Friday, November 05, 2004 1:56 PM
craig
Game Engine News, Part The Sixth (or something)
So I've been poring over Father Miller's seminal work on MDX, and while the knowledge I'm gathering elates me, at the same time I'm realising that everything I did was.. well, wrong.
So I'm going to start at the beginning again. Not entirely in terms of code, there's a lot I can reuse, but I need to reconsider the design of my game engine. Something like index buffers, of which I knew nothing, suddenly sheds a new light on things.

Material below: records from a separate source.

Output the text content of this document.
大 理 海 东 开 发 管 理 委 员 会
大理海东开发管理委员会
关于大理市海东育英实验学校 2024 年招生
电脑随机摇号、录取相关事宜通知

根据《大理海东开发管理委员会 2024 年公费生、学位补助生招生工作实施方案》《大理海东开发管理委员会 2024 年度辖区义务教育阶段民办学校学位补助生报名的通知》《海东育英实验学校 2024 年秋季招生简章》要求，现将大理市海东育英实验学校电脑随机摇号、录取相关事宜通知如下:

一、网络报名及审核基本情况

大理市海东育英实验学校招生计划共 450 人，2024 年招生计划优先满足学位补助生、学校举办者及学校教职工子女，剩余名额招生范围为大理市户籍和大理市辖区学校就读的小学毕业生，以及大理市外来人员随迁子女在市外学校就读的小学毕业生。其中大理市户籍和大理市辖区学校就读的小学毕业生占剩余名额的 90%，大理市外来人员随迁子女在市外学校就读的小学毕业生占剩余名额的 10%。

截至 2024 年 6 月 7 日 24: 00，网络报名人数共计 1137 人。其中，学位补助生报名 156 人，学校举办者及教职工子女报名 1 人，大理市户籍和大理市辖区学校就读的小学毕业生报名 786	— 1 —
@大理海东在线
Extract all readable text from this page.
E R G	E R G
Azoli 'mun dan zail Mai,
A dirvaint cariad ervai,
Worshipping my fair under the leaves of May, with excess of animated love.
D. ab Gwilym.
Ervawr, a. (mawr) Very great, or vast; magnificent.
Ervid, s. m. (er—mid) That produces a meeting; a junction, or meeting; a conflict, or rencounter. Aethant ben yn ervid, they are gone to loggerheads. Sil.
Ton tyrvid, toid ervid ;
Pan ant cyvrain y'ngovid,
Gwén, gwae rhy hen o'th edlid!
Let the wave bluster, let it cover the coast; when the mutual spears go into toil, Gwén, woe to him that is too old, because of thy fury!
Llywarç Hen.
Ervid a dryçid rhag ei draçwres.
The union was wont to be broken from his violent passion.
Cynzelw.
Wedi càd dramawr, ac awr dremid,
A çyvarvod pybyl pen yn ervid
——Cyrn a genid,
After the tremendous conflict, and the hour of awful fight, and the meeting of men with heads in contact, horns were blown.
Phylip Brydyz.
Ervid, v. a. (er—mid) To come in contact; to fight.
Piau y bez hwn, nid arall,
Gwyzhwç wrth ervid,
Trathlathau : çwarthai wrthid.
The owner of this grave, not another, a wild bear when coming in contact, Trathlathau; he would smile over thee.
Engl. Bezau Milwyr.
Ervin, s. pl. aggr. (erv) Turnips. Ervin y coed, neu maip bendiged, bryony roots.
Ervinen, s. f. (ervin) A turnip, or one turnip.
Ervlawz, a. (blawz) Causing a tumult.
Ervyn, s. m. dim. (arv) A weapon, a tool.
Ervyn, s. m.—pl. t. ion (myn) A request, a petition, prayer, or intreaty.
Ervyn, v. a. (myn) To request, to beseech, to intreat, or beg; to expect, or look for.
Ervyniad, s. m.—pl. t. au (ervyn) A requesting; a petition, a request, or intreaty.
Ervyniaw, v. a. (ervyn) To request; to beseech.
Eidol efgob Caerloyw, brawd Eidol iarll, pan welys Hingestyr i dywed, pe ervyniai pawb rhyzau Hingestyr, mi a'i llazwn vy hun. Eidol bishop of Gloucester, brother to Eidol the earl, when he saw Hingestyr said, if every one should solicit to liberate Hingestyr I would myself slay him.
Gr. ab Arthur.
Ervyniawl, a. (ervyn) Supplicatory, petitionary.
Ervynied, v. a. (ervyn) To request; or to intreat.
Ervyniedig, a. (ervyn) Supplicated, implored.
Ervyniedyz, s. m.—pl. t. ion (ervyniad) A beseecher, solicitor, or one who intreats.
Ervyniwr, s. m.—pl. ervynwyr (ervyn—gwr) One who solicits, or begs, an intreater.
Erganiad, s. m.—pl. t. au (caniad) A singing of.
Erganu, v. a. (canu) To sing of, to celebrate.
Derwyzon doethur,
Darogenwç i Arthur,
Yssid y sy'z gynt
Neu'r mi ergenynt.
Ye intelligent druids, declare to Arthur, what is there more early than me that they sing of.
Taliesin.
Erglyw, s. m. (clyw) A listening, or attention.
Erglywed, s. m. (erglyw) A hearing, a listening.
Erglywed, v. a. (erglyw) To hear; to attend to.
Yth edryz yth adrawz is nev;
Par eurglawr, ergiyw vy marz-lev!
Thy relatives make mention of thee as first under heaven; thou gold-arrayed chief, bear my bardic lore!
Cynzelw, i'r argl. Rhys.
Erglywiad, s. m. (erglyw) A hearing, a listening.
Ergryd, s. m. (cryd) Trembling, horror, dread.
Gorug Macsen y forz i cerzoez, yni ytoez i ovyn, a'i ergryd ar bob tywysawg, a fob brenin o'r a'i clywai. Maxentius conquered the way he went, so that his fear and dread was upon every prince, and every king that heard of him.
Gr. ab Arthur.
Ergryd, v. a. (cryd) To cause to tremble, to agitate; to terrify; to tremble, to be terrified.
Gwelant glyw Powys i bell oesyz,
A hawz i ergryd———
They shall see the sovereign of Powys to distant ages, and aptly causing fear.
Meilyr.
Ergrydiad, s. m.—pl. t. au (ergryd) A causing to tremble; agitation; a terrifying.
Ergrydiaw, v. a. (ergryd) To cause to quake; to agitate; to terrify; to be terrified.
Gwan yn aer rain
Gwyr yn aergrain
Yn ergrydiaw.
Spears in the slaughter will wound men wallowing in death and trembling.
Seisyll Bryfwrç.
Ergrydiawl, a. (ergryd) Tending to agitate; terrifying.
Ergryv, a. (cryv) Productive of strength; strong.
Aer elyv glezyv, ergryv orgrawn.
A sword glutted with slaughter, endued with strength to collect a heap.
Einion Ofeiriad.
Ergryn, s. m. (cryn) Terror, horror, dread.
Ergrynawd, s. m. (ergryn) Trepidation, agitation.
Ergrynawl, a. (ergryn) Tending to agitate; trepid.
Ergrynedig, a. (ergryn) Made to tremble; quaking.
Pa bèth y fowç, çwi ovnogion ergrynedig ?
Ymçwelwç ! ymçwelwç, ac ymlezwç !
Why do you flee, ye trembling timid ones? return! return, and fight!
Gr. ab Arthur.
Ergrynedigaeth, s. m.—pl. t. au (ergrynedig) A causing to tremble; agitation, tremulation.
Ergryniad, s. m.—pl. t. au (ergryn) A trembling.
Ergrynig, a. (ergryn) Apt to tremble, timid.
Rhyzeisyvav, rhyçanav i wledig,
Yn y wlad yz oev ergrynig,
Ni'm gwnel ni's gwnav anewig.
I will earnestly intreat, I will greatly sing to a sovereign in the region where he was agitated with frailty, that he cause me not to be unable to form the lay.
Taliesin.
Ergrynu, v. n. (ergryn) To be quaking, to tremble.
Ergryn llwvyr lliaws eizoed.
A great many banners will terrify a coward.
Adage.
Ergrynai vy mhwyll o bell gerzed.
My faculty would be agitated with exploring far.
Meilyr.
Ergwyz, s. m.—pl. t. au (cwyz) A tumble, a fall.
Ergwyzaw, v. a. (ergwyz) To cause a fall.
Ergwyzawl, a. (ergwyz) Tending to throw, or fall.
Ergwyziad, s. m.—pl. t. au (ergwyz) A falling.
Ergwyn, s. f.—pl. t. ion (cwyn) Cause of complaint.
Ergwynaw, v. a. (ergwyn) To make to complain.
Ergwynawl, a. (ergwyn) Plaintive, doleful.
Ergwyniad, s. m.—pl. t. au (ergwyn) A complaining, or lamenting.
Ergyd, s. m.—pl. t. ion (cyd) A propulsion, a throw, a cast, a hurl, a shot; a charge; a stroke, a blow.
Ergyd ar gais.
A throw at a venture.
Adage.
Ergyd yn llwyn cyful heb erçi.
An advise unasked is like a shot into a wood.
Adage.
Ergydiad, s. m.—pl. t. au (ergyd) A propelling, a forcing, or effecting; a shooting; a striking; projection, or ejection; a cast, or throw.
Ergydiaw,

At the moment, and these thoughts change form every 30 minutes or so, I'm basically faced with two possibilities:
- I continue on in the same vein that I was, using no projection or view matrices and no 3D lighting, to build the isometric tile engine. If I do it like this I'll have to continue with the light map idea for lighting, which is fine since I'm using a traditional 2D approach, but I'll have to throw away all the depth buffer code I wrote, since I now understand why it wasn't working. If I take this option I also should consider whether I even need to use a 3D rendered landscape in the first place - it may simply be more practical to render all the landscape tiles and map objects as sprites on the game surface.
- I re-architect the engine entirely. I use a proper 3D viewing fulstrum, with a view and projection matrix, and proper Z-buffering. I can still use sprites for the map objects and characters and such, but will have the advantage (I hope) that if implemented as billboards this approach will make the game surface scale. I really like that. It also means that I could potentially use proper 3D lighting effects for ambient and positional lights, which would be wicked - although I'm not sure how those would affect the sprites.
At the moment I'm leaning towards the second approach, mainly because it seems the more interesting - the first option I think would be far easier to implement, but I may as well use DirectDraw if I'm going to do that (except for the light map - since that relies on alpha blending, which DirectDraw does not support). With the second approach I could even at some point replace my sprites with proper 3D models, if I so wished. (And somehow magically became a 3D artist. Hey, it could happen; I magically one day became a C# programmer. Well, it wasn't really quite that simple, but I'm getting side-tracked again.)
So hopefully this weekend the work will begin. I'm going to start the Game Engine ProjectTM properly this time, in the same way as I would with any other software project: there will be much scribbling of unrecognisable object models on bits of paper, smoking of cigarettes, and incoherent mumbling. There might also be beer, and very possibly some salty snacks. I have a very strict tried and tested project planning approach.
But at least I have a goal, and a clearer idea of what I want to achieve, which is a start I suppose. Wish me luck.